Posted by: Mike   2007-06-07 07:03  

#5  Martin Luther King, Jr. stands out in my mind as the most positive example of someone from the religious Left. People like that could make a positive political contribution. Unfortunately today we are left with bigoted race hustlers like Sharpton, Jesse Jackson and Louis Farrakhan in his stead. There just are not a lot of decent people remaining on the Left anymore; America incorporated their best ideas and the rabid anti-American moonbats dominate otherwise.
Posted by: Vortigern Snolutch7163   2007-06-07 04:44  

#4  There has always been a religious left. It has received a pass from the media, though, which condemns the religious right as a mortal threat but takes the religious left for granted as an integral part of the activist culture.

Besides such high profile examples as the Vietcong-supporting Berrigan Brothers in the 60s, and Al Sharpton et al in our time, there are the long time pacifist sects like the Quakers and Mennonites. These have increasingly dropped their centuries old pretenses in recent years and sided openly with violent totalitarians.

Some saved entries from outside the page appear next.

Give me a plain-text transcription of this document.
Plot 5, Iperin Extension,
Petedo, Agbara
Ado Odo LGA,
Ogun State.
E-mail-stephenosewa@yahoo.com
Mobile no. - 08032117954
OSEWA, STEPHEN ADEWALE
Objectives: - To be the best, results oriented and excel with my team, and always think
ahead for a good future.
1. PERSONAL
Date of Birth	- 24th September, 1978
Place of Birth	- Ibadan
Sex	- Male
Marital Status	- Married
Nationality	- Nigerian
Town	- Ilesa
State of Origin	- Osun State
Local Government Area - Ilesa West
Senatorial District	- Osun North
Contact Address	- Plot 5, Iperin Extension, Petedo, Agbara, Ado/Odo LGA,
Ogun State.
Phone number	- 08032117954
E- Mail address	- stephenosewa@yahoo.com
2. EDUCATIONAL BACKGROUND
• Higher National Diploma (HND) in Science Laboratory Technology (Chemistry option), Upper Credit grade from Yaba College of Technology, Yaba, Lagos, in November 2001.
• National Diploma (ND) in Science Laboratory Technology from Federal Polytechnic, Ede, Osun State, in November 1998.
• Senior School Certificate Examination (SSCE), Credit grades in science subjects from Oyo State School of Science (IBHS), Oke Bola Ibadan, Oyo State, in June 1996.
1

The religious left has also grown as '60s-inspired activists take control of fossilized mainstream denominations like the Presbyterians and the Episcopalians.

As though that were not enough, the pop-left has its own institutional religion, in the form of a loose aggregation of beliefs known collectively as the New Age. As much commercial as religious, this is essentially the established religion of the media-industrial complex and is tailored to its tenets and objectives. Not all New Agers are lefties by any means but its media-culture affiliation certainly gives the left an advantage in attracting those who are political at all.

Along with massive Islamic encroachment, this provides a ready-made framework for a religious revival among rank and file left-conformists, since their attempted appeals to reason have failed miserably in the light of historical experience.

Posted by: Atomic Conspiracy   2007-06-07 04:23  

#3  More like the left hand of darkness.

Barack Obama repeatedly invoked the biblical phrase "I am my brother's keeper" as he spoke about poverty and injustice.

So, how is it then that so many of the Democratic candidates remain deafeningly silent about Islamic persecution of Christians overseas?

Oh, I forgot, those Christians aren't able to vote for them.
Posted by: Zenster   2007-06-07 03:44  

#2  Do they mean the left hand side of Tao?
Posted by: gromgoru   2007-06-07 02:48  

#1  Personally, I prefer the term "sinister spirituality".

Heh- I thought you said spinster spirituality. I thought that was pretty funny considering how mean, bossy and angry the short-clipped hair women are on the left.

I was driving past a Suv and the woman had a bumpersticker that said, "stop bitching and start the revolution". I was curious to see who was driving it - from behind she had pretty, wavy, long hair. But when I got to see her face it was the typical mean and angry -chip on the shoulder- bully face you expect from someone like that. She had all kinds of angry bumpers stickers on her car. I think she could have summed them all up with one that said, I'm a mean and angry meopausal bitch looking for a fight.